The whole UK convenience sector was down -1.7% YoY in 2025 in the 52 weeks to 4 January 2026, stated the report, which is based on EPoS data from thousands of independent & symbol group convenience stores.
While all other UK regions were in decline, the Scottish convenience sector was up +3.9% over the same time period.
Talysis claimed that one of the major reasons for the UK-wide decline was the continued impact of inflation, reducing discretionary spend and shifting shopping habits. In addition, the report stated that the ban on disposable vaping, introduced in June this year, had had a disproportionate effect on the convenience market, due to its heavy reliance on the overall tobacco category.
Meanwhile, the firm believed Scotland’s more positive performance could to be due to its regional resilience, which is influenced by local factors such as different competitive pressures and the presence of strong social enterprises.
The review also identified top-performing categories, with soft drinks standing out as “a clear growth engine”, accounting for 17.5% of total convenience value sales, driven predominantly by the energy and sport drinks category.
Within alcohol, the report noted that established segments continue to decline, but RTD products are rapidly gaining share. “Supported by chilled availability and impulse-led execution, RTDs are showing growth in every region and are on track to challenge, if not overtake, cider in 2026,” claimed Talysis.
Meanwhile, it cited that the largest department in convenience, Tobacco and Smoking Alternatives, highlighted the channel’s vulnerability to regulatory change, with the disposable vape ban having altered purchasing behaviour and category economics.
Ed Roberts, MD of Talysis Ltd, said:
“Our Convenience 2025 report provides a wide-ranging and insightful look into a hugely important part of the UK grocery market, based on accurate, robust and up to date information.

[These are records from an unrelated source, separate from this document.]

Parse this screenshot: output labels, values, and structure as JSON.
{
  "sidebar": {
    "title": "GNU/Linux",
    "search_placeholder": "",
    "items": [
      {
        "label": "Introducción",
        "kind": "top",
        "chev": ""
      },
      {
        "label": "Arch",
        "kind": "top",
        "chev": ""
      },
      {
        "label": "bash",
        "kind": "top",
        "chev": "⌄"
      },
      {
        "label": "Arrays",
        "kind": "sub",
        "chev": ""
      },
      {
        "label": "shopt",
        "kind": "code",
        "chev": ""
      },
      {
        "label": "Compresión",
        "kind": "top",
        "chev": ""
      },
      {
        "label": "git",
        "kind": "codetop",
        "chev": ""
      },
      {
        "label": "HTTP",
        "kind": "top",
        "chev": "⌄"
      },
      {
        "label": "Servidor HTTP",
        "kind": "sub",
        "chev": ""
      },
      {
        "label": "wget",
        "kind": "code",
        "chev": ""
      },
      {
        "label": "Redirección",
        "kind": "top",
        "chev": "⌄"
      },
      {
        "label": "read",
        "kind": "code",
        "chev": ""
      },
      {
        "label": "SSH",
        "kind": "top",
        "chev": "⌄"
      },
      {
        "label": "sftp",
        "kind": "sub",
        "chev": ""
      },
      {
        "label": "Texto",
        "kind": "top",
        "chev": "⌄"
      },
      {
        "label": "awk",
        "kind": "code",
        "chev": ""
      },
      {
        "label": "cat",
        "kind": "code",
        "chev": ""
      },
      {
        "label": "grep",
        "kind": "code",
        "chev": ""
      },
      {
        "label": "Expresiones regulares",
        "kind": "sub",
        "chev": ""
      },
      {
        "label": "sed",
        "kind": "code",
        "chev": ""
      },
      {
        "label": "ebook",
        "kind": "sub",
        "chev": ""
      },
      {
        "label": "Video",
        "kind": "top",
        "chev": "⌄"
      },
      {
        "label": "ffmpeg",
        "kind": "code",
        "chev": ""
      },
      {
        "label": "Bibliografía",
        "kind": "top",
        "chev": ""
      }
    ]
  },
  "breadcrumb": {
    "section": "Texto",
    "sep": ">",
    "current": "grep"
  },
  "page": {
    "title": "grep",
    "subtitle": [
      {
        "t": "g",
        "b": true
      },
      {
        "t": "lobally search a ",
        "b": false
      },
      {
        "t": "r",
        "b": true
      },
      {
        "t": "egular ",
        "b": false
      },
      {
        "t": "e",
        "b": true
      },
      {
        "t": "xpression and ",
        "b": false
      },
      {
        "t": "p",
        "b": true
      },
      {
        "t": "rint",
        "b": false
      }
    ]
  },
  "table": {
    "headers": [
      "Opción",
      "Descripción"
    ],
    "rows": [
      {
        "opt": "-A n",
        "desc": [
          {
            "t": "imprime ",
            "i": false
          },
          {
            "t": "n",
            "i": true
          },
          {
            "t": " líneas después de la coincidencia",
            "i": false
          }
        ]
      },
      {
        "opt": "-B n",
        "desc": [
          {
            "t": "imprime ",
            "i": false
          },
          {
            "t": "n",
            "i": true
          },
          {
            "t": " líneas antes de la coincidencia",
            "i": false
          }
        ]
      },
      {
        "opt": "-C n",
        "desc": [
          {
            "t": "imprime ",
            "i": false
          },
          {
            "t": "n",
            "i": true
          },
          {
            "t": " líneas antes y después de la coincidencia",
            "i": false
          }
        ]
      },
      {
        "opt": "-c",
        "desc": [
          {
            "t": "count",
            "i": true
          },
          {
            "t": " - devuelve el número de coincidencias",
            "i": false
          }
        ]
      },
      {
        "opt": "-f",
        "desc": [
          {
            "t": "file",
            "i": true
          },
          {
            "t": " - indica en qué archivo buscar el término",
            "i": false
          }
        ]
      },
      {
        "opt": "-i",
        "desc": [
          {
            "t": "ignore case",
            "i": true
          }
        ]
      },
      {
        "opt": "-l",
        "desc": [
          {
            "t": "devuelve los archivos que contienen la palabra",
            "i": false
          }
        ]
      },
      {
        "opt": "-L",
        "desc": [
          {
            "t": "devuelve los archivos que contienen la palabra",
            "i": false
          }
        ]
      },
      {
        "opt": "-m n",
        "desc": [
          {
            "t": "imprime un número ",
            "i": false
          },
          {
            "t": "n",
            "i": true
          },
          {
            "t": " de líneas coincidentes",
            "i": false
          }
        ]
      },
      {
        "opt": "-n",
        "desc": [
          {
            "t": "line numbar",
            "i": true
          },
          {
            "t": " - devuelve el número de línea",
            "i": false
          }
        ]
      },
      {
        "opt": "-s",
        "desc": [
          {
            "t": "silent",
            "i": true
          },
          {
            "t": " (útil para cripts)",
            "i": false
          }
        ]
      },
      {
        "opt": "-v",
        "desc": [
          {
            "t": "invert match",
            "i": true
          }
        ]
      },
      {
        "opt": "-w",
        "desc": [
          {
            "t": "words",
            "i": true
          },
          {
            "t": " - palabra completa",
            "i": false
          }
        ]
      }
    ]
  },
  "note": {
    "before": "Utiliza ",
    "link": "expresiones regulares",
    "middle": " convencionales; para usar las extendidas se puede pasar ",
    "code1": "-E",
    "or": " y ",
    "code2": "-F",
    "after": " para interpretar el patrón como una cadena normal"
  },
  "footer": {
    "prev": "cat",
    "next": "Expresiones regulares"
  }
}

“These are challenging times for convenience operators and the extra burdens created by the disposable vaping ban, increased business costs and ongoing inflationary pressures mean that only the best will survive in the long-run. However, it’s not all doom and gloom out there and there are opportunities for retailers to capitalise on. Focusing on customer missions, high-growth categories, agile implementation, and clarity in pricing will be critical to driving growth in a challenging market. Convenience retailers will need to demonstrate their long-standing resilience and ingenuity once more as we go through 2026, but there are some positives to take from our findings.”